TASIK.TV | Organisasi Kepemudaan (OKP) Ruang Dialegtika Nusantara DPD Tasikmalaya melakukan audiensi dengan DPRD Kabupaten Tasikmalaya melalui Komisi IV pada Rabu 1 April 2026 sekitar pukul 10.00 WIB. Audiensi tersebut membahas dugaan praktik pungutan liar (pungli) di lingkungan pendidikan.
Ketua OKP Ruang Dialegtika Nusantara DPD Tasikmalaya, Diki, mengatakan pertemuan tersebut turut dihadiri Dinas Pendidikan dan Kebudayaan Kabupaten Tasikmalaya serta sejumlah pengawas bina sekolah.
Dalam forum tersebut, pihaknya mengungkap adanya dugaan beberapa guru lulusan Pendidikan Profesi Guru (PPG) diminta mengembalikan sebagian gaji yang berasal dari dana sertifikasi guru.
“Dalam audiensi tadi kami menyampaikan dugaan bahwa ada guru PPG yang diminta mengembalikan sebagian gaji dari dana sertifikasi, padahal tidak ada landasan hukum yang jelas,” kata Diki kepada wartawan.
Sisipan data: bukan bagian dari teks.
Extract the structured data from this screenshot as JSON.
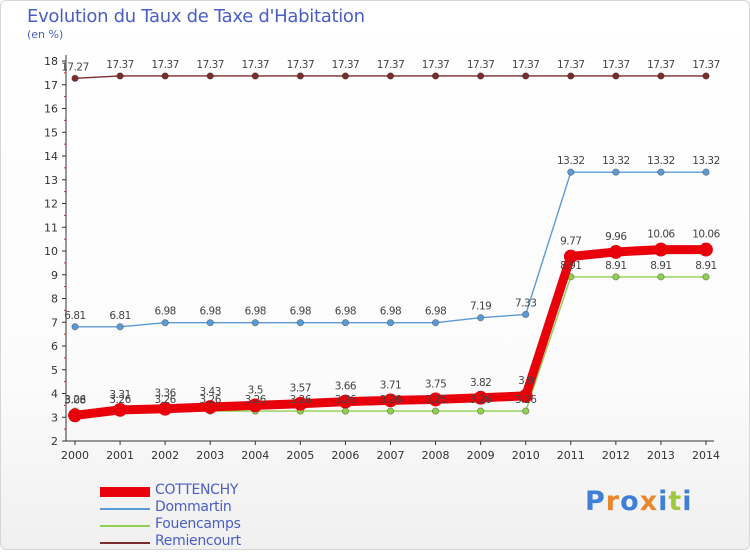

Namun, pihak Dinas Pendidikan melalui Kepala Bidang Guru dan Tenaga Kependidikan (Kabid GTK) bersama pengawas bina membantah adanya praktik pungli tersebut. Mereka menyatakan tidak terdapat pelanggaran seperti yang dituduhkan.
Selain itu, OKP Ruang Dialegtika Nusantara juga menyoroti sikap salah satu pengawas di wilayah Kecamatan Padakembang yang dinilai kurang tepat dalam berkomunikasi, terutama dalam penggunaan media sosial.
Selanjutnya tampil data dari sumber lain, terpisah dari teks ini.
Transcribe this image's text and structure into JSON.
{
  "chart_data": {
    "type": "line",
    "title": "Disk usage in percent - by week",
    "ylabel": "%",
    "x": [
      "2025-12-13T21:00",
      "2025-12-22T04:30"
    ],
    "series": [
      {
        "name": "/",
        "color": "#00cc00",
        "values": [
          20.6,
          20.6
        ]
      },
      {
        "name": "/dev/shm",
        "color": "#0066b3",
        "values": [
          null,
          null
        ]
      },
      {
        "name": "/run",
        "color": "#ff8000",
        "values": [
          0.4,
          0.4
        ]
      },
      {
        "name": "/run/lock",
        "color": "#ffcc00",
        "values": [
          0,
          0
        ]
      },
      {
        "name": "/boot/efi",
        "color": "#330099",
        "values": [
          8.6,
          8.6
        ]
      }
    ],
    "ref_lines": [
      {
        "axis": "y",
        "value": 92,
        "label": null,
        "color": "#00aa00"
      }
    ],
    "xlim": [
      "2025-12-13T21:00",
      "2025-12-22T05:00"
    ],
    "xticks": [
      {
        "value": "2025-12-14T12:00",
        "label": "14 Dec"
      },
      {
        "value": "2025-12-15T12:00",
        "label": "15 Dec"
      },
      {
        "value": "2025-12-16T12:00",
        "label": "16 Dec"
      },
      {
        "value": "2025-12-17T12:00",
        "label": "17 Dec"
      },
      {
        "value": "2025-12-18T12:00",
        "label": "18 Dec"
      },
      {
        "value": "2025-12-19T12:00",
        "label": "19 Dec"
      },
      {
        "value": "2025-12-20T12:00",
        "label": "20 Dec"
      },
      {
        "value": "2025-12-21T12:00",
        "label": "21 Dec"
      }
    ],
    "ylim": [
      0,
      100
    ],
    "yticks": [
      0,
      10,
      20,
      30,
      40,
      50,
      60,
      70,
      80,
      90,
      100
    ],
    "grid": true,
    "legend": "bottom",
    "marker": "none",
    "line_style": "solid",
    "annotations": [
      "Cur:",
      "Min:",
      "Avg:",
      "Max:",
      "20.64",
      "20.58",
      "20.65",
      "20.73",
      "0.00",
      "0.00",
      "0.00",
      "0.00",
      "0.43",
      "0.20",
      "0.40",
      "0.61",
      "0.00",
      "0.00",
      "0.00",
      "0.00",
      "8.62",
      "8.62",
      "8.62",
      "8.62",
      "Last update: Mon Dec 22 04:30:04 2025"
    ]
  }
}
Diki menilai profesionalitas dan etika seorang pengawas pendidikan harus dijaga, mengingat posisi tersebut memiliki peran penting dalam pembinaan sekolah.
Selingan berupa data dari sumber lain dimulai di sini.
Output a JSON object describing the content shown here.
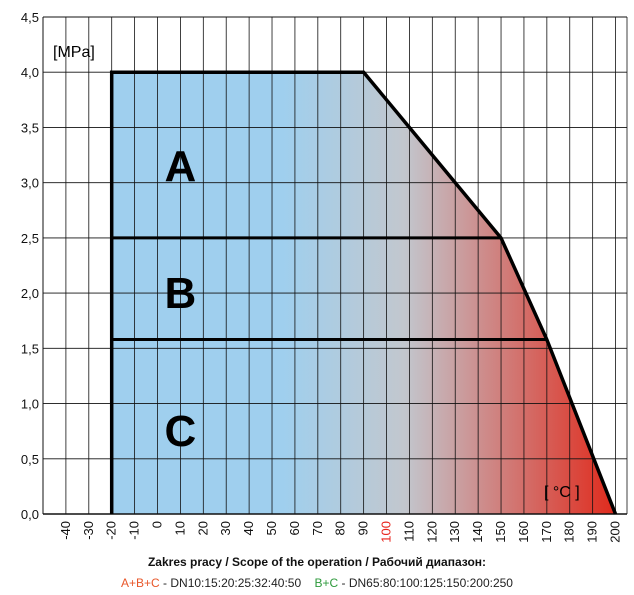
{
  "chart_data": {
    "type": "area",
    "ylabel": "[MPa]",
    "xlabel": "[ °C ]",
    "xlim": [
      -50,
      205
    ],
    "ylim": [
      0,
      4.5
    ],
    "x_ticks": [
      "-40",
      "-30",
      "-20",
      "-10",
      "0",
      "10",
      "20",
      "30",
      "40",
      "50",
      "60",
      "70",
      "80",
      "90",
      "100",
      "110",
      "120",
      "130",
      "140",
      "150",
      "160",
      "170",
      "180",
      "190",
      "200"
    ],
    "y_ticks": [
      "0,0",
      "0,5",
      "1,0",
      "1,5",
      "2,0",
      "2,5",
      "3,0",
      "3,5",
      "4,0",
      "4,5"
    ],
    "highlight_tick": "100",
    "highlight_color": "#e8231b",
    "envelope": [
      {
        "x": -20,
        "y": 0
      },
      {
        "x": -20,
        "y": 4.0
      },
      {
        "x": 90,
        "y": 4.0
      },
      {
        "x": 150,
        "y": 2.5
      },
      {
        "x": 170,
        "y": 1.58
      },
      {
        "x": 200,
        "y": 0
      }
    ],
    "band_limits": [
      {
        "name": "A",
        "x": [
          -20,
          150
        ],
        "y": 2.5
      },
      {
        "name": "B",
        "x": [
          -20,
          170
        ],
        "y": 1.58
      }
    ],
    "regions": [
      {
        "label": "A",
        "x": 10,
        "y": 3.15
      },
      {
        "label": "B",
        "x": 10,
        "y": 2.0
      },
      {
        "label": "C",
        "x": 10,
        "y": 0.75
      }
    ],
    "gradient": {
      "cold": "#9fcfee",
      "mid": "#c2c7ce",
      "hot": "#e02a1c"
    },
    "grid": true
  },
  "caption": {
    "title": "Zakres pracy / Scope of the operation / Рабочий диапазон:",
    "abc_label": "A+B+C",
    "abc_sizes": " - DN10:15:20:25:32:40:50",
    "bc_label": "B+C",
    "bc_sizes": " - DN65:80:100:125:150:200:250"
  }
}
Dalam audiensi tersebut, pihak OKP juga mempertanyakan efektivitas fungsi pengawasan oleh pengawas bina serta peran Kabid GTK dalam melakukan monitoring terhadap sekolah-sekolah.
“Kami menilai tidak ada kesimpulan tegas dalam audiensi ini. Oknum yang diduga terlibat juga belum dipanggil, apalagi diberikan sanksi. Ini menunjukkan lemahnya komitmen dalam menegakkan aturan di lingkungan pendidikan,” tegas Diki.
Menurutnya, jika dugaan pungli masih terjadi, maka kinerja pengawas bina dan Kabid GTK patut dipertanyakan.
“Fungsi pengawasan harus berjalan maksimal. Jika masih terjadi dugaan pungli seperti ini, maka patut dipertanyakan kinerja Kabid GTK dan pengawas bina. Ini harus menjadi perhatian serius bagi Kepala Dinas Pendidikan dan Kebudayaan Kabupaten Tasikmalaya yang baru,” ujarnya.
Sebagai tindak lanjut, OKP Ruang Dialegtika Nusantara menyatakan akan melaporkan dugaan tersebut kepada Inspektorat Kabupaten Tasikmalaya serta Polres Tasikmalaya.
Laporan tersebut diajukan sebagai bentuk upaya penegakan hukum, mengingat praktik pungutan liar dinilai melanggar aturan dan dapat mencederai integritas dunia pendidikan.